By Brett Hansen
Recently I ventured up to Brisbane to attend the Self-Managed Professionals Association of Australia (SPAA) National Conference.
After an absence of a couple of years, I was looking forward to numerous sessions over the three days to see what has been happening in the world of Self-Managed Super, the hot topics and what is on the horizon.
The Conference is designed for advisors and covered a broad range of areas including compliance, strategy and investment, allowing the opportunity to follow your particular passion. In my work with SMSF’s I’m always keen to see what strategies are being driven by the industry to ensure our clients are always at the fore-front.
Rather than bore you with the mundane tech talk from an accountants view, I’d like to share a snapshot of some of the hot issues that were on the agenda
At 1 July 2014 SuperStream begins! All businesses with more than 20 employees will need to comply with the changes to the method of payment and reporting of Super contributions. This is a requirement of all types of Superannuation Funds. SMSFs need to ensure that they are set up appropriately prior to 31 May 2014.
There has been a large discussion in the media, speculating SMSF has fuelled a false property boom due to the ability to borrow in Super. In reality, this is hugely overstated. ATO statistics indicate that geared property in SMSF’s actually make up less than 0.5% of their total investments.
Compliance rules for SMSFs have recently been tightened and the Coalition Government will proceed with providing the ATO with more flexibility and new penalty powers when dealing with non-complying SMSF’s.
The “d293 tax” will be enforced, where anyone who earns over $300k will pay an extra 15% on their contributions
The continued benefit of starting your pension and deriving income and Capital Gains TAX FREE!
There are now around 960,000 members of SMSF’s in Australia!
SMSF’s now hold over $560m in net assets, and form a large part of the $1.2 Trillion in Superannuation in Australia. As compulsory employer contribution rates increase this will only continue to grow
The solemn realities…
Talking openly (though not particularly brightly), what is going to happen when the inevitable happens? Logistically, when we die who gets the money, how, and what will be the tax impact?
We heard about some great planning strategies but also some horror stories when trustees and members do not understand or do not plan properly. Are you aware of the ability of a member, or more importantly the beneficiary of a member, being able to take action against the SMSF trustee for not considering all the requirements for each member, including insurance, estate planning, investment strategy etc.?
What happens to property that is owed in an SMSF if the member/s die? Do they have to sell?
Centrelink are changing the rules on how pensions paid from an SMSF will be deemed income.
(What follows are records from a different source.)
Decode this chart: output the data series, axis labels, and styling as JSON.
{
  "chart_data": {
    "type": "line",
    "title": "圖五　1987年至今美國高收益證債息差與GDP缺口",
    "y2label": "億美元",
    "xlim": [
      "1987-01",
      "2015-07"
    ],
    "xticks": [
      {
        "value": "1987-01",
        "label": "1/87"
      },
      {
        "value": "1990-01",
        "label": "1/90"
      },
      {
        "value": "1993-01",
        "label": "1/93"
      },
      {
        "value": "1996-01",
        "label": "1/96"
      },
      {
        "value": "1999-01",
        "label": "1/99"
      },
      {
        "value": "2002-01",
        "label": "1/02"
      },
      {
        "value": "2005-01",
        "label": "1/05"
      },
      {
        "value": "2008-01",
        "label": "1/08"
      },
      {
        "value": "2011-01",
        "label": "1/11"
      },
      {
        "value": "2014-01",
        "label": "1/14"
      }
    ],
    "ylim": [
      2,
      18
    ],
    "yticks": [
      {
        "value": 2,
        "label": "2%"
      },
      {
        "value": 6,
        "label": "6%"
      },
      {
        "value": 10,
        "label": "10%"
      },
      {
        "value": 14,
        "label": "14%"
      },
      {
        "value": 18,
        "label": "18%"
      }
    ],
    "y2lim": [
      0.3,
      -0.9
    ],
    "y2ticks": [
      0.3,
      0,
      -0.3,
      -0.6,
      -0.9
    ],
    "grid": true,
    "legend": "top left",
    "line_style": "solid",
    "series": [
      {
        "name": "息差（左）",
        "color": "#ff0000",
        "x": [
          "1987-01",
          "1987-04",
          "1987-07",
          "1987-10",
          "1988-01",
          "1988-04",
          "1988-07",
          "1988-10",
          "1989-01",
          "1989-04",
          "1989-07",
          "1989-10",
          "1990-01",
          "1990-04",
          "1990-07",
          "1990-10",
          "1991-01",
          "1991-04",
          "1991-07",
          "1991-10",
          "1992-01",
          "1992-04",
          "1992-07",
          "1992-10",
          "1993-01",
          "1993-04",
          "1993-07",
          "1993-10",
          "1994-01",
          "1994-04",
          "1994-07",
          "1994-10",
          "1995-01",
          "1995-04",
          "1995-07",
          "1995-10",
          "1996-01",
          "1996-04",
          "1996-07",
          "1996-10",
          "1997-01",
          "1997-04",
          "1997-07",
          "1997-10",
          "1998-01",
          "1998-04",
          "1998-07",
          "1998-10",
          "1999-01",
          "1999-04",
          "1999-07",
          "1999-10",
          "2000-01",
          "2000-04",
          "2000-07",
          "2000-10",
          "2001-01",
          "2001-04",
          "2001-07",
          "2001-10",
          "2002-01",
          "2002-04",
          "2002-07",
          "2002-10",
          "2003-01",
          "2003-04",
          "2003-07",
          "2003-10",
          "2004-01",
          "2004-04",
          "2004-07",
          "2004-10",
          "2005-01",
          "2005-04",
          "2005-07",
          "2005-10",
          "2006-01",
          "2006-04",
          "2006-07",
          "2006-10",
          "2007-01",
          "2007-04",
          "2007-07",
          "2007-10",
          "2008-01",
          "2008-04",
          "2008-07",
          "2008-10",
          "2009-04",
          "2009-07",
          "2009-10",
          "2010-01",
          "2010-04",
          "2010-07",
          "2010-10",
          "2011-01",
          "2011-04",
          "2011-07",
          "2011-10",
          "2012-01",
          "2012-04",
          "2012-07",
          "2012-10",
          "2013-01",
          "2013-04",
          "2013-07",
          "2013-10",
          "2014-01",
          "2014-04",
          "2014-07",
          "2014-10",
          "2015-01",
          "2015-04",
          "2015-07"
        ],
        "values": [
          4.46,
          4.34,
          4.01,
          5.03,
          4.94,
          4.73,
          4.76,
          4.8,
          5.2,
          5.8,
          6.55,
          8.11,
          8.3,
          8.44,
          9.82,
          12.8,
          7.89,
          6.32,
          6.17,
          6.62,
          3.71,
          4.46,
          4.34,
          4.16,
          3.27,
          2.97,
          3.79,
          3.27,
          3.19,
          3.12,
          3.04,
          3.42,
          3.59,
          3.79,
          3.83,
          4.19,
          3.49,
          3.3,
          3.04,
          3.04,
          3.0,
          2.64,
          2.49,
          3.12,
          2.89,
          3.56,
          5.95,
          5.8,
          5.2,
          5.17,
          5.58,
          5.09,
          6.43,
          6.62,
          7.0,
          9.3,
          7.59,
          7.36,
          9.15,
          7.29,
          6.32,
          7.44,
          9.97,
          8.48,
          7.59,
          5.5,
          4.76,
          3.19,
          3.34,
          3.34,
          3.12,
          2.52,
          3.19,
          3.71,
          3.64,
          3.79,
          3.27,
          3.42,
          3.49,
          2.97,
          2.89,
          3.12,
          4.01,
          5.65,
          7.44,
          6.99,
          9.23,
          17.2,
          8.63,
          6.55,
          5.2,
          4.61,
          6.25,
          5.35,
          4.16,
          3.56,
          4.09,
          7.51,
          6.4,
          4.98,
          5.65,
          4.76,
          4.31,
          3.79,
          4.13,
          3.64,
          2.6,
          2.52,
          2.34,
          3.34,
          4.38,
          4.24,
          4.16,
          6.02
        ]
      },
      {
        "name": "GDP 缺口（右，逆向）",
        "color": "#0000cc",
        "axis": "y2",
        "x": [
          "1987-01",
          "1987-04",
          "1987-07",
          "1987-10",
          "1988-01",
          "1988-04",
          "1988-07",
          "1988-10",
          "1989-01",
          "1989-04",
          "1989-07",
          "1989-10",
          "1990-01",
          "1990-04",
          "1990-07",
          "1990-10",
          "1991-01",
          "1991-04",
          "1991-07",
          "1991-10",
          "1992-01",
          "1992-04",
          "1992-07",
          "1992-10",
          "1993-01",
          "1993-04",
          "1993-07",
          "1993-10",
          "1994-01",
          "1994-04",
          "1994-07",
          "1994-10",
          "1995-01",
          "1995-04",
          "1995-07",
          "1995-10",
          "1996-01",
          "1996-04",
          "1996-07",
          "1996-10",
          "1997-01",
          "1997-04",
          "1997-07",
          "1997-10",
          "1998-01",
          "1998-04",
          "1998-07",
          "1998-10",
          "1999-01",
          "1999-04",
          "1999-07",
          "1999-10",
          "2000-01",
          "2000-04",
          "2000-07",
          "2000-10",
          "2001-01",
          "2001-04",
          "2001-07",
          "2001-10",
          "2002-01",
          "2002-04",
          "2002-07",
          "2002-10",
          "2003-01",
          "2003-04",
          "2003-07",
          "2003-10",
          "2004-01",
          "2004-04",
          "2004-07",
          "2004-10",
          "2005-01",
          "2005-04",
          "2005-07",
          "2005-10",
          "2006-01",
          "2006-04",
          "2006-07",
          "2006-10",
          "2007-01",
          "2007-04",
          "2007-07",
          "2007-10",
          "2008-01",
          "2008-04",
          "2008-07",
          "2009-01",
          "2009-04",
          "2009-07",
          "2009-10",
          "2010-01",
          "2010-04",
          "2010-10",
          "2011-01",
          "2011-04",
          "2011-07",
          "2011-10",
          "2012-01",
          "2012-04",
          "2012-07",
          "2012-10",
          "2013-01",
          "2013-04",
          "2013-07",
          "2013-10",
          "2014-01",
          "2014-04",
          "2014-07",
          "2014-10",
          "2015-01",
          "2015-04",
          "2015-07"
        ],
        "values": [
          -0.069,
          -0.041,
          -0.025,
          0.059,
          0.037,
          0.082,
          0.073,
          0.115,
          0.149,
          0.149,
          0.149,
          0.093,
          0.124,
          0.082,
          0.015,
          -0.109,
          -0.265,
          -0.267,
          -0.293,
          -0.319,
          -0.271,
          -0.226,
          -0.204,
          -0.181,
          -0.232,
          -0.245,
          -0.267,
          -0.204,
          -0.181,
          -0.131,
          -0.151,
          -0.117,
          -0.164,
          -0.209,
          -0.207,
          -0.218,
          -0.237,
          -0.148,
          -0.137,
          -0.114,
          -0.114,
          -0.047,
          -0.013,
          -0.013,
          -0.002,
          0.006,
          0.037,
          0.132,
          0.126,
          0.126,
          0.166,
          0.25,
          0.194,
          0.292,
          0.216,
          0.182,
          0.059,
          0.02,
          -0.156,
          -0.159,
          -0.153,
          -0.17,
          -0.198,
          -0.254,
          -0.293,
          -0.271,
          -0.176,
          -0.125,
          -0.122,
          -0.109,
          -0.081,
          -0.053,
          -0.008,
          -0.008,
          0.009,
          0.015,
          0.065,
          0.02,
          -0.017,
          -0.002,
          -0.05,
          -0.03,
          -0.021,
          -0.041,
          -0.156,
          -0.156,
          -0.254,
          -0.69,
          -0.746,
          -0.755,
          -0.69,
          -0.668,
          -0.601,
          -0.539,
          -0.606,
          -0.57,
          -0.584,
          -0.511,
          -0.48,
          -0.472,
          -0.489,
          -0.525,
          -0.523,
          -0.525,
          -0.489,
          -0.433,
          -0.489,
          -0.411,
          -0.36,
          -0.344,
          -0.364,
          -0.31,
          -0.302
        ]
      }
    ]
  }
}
How living off your Superannuation Fund is so much better than worrying about an extra dollar from the Government.
What it boils down to…
The SMSF industry is continuing to grow, and with that growth is the ability for organisations like SPAA to be involved in policy making and influence the industry. I know a lot of people are still wary of Super due to the changing policies of different governments, but I also know that with an aging population and an increasing burden on the public purse for those “Baby Boomers” our Superannuation Funds, whether they be SMSF’s, Industry, Retail or Defined Benefit Funds, need to be supported for our Country to be able to support every individual in retirement.